Discrepancies in Training Time: Longer Than Initially Reported

arplaboratory / learning-to-fly

Training transferable end-to-end quadrotor control policies on a laptop in 18 seconds.

MIT License

387 stars 35 forks source link

Discrepancies in Training Time: Longer Than Initially Reported #2

Closed jc-bao closed 8 months ago

jc-bao commented 9 months ago

I've successfully installed the repository as per the provided instructions with Intel MKL. However, upon initiating training with ./build/src/training_headless, the execution time seems to be noticeably longer than what was indicated in the original paper. I am using intel i9-13900kf to train the task in Ubuntu, which is supposed to be better than the laptop used in the paper.

In my most recent run, the reported training time was approximately 60 seconds, which doesn't align with the benchmark results.

To give you an idea, here's a snippet of the resulting logs:

Step: 300000 (mean return: -91.2982, mean episode length: 459.899)
Training took: 59.8677s

Could anyone kindly tell me in understanding whether I am missing something here or not using the correct configuration? I am interested in accurately replicating the paper's results with the referenced speed.

Thanks for any anticipated guidance!

jonas-eschmann commented 9 months ago

Hi @jc-bao thanks a lot for reaching out! The stated training speed is attained using Apple Silicon laptops. On the M1 it takes 18s (I also recently tested it on an M3 and there it is around 15s). On Intel hardware (even using MKL) it is slower, probably due to the lack of the lack of a dedicated matrix coprocessor (cf the enumeration in the README of https://github.com/corsix/amx). Intel "only" has AVX which is the SIMD/NEON equivalent.

On an i9-10885H when running the training_benchmark target (which is the one used for measuring the time) I'm getting 56.561s.

Fun fact: When running docker run -it --rm -p 8100:8000 --entrypoint /bin/bash arpllab/learning_to_fly -c "/build/src/training_benchmark" on an M3 I get a competitive 80.9878s even though it is using emulation to run the x86 binaries inside the docker container.

I have experimented around a fair amount but that is the maximum performance I could get out of the Intel i9 for now.

jc-bao commented 9 months ago

Thank you for your prompt response! Your clarification makes sense. Given that the code incorporates CUDA, would you be open to incorporating CUDA support as well? This addition would greatly enhance the efficiency of the codebase.

jc-bao commented 9 months ago

I'm also wondering if is it possible to flash the firmware and use cfclient directly on a Mac, or is a separate computer required for these tasks? I'd love some guidance on this. Thanks!

jonas-eschmann commented 9 months ago

In general, RLtools supports CUDA well (cf e.g. this example). We did benchmarks with our simulator implemented in CUDA and found it to be extremely fast.

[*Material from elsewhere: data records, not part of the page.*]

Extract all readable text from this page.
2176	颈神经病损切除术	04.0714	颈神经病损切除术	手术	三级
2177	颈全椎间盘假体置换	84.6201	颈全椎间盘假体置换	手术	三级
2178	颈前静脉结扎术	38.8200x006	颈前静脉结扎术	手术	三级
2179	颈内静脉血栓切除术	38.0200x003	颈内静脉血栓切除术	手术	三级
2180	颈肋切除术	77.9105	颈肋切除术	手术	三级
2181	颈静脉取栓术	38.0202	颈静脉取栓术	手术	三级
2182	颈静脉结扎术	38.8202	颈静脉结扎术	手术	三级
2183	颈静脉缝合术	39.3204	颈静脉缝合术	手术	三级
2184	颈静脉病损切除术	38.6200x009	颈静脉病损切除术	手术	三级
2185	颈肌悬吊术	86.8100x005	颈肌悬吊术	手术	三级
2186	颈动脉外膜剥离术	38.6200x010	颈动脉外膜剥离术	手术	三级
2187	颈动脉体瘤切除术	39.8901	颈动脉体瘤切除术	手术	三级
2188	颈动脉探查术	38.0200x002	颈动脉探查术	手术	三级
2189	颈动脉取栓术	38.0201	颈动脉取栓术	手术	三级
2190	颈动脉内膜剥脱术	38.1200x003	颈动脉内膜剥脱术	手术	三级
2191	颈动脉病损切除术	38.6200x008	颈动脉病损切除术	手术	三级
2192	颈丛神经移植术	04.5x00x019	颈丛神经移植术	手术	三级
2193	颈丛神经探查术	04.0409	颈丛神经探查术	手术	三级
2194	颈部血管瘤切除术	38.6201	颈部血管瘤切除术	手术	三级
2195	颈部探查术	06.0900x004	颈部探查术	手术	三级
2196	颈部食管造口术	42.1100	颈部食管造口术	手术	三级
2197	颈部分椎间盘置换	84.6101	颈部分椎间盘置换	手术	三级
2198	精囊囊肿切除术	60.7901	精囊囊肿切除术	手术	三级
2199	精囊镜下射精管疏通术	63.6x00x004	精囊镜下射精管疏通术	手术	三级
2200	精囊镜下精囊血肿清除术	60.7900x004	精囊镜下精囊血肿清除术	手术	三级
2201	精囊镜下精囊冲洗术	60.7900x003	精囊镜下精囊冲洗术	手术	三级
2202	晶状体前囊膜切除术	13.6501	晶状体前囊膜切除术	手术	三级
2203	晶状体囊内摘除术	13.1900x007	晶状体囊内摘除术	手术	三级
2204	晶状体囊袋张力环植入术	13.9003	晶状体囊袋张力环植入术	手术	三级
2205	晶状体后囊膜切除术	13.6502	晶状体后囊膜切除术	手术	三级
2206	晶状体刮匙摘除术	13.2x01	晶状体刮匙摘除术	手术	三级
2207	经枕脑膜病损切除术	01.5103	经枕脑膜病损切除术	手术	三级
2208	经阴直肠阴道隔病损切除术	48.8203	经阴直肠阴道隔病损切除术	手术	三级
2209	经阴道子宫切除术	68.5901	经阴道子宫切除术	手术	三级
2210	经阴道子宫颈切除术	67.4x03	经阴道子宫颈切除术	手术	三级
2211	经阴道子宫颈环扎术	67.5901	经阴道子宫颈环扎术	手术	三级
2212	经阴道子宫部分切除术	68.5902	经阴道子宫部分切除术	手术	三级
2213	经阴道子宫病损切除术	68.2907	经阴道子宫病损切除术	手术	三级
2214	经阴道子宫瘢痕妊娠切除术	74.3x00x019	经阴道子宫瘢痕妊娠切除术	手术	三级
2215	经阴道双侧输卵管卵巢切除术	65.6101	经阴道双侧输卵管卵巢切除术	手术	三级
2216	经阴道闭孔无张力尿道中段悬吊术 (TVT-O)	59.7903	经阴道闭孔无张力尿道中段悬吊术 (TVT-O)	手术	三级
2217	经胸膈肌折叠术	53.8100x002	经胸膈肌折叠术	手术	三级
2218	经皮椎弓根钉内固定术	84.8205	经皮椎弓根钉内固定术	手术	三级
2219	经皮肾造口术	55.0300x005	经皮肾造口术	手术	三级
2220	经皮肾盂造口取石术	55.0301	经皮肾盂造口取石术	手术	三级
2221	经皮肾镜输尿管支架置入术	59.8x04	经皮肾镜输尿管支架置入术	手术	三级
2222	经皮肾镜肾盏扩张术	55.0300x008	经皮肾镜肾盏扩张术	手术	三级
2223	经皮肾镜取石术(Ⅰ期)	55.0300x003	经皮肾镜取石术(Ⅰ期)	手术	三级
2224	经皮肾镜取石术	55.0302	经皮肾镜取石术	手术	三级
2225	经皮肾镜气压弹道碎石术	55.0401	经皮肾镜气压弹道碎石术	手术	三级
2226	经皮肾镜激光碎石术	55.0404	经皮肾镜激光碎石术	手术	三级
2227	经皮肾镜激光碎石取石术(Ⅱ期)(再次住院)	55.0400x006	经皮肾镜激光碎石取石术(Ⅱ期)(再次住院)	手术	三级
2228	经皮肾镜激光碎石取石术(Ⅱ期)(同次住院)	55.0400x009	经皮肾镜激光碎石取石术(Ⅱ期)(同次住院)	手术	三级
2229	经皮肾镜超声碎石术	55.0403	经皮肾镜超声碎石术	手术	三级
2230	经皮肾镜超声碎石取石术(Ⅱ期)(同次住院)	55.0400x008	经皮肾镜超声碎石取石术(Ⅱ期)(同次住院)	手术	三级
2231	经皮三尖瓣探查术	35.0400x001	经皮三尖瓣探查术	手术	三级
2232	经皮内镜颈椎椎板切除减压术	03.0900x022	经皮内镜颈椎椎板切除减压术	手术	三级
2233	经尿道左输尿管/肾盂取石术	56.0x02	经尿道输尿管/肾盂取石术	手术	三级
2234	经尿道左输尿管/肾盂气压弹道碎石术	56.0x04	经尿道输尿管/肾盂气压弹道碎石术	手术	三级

But off-policy RL (we're using TD3) is not necessarily simulation speed bound so overall we didn't find the training process to benefit much from using CUDA. Also, the CUDA kernels for training are probably not as well-tuned as the ones for our simulator. So yeah long story short: tuning the CUDA kernels for training and squeezing out more performance is on the todo list but since it is already so fast on Macbooks (which are arguably more wide-spread than PCs with CUDA GPUs) it is not the # 1 prio.

Yes you can definitely do everything on macOS as well (we did approximately 50/50 of the development on Ubuntu and macOS). cfclient works out of the box IIRC and for compiling and flashing they have instructions here.

jc-bao commented 9 months ago

Great to hear your feedback! I completely understand the challenges of fine-tuning CUDA. However, training a neural network on a CPU can indeed feel less intuitive, especially considering the potential computational constraints. Is it because the model and data used in Crazyflie training are relatively small? I also noticed a low CPU utilization on my Intel machine, and even the single-core frequency doesn't boost up. Might be the driver issue though.

Regarding Crazyflie development on a Mac, thanks for confirming the platform! I am wondering if you can use Crazyradio on Apple Silicon Mac correctly? Thank you!

jc-bao commented 9 months ago

I have also tried to train with my M1 Pro Macbook and it do reach the claimed speed.

Training took: 19.8022s

jonas-eschmann commented 8 months ago

Great to hear! The M1 really is a beautiful machine 🙂 Not that it makes a big difference, but if you close all other processes and use sudo nice -n -20 to elevate the priority you should be able to get it down to 18

jc-bao commented 8 months ago

Yeah, I do run it with the nice command. Since everything is working now, I believe this issue has been addressed. Thank you!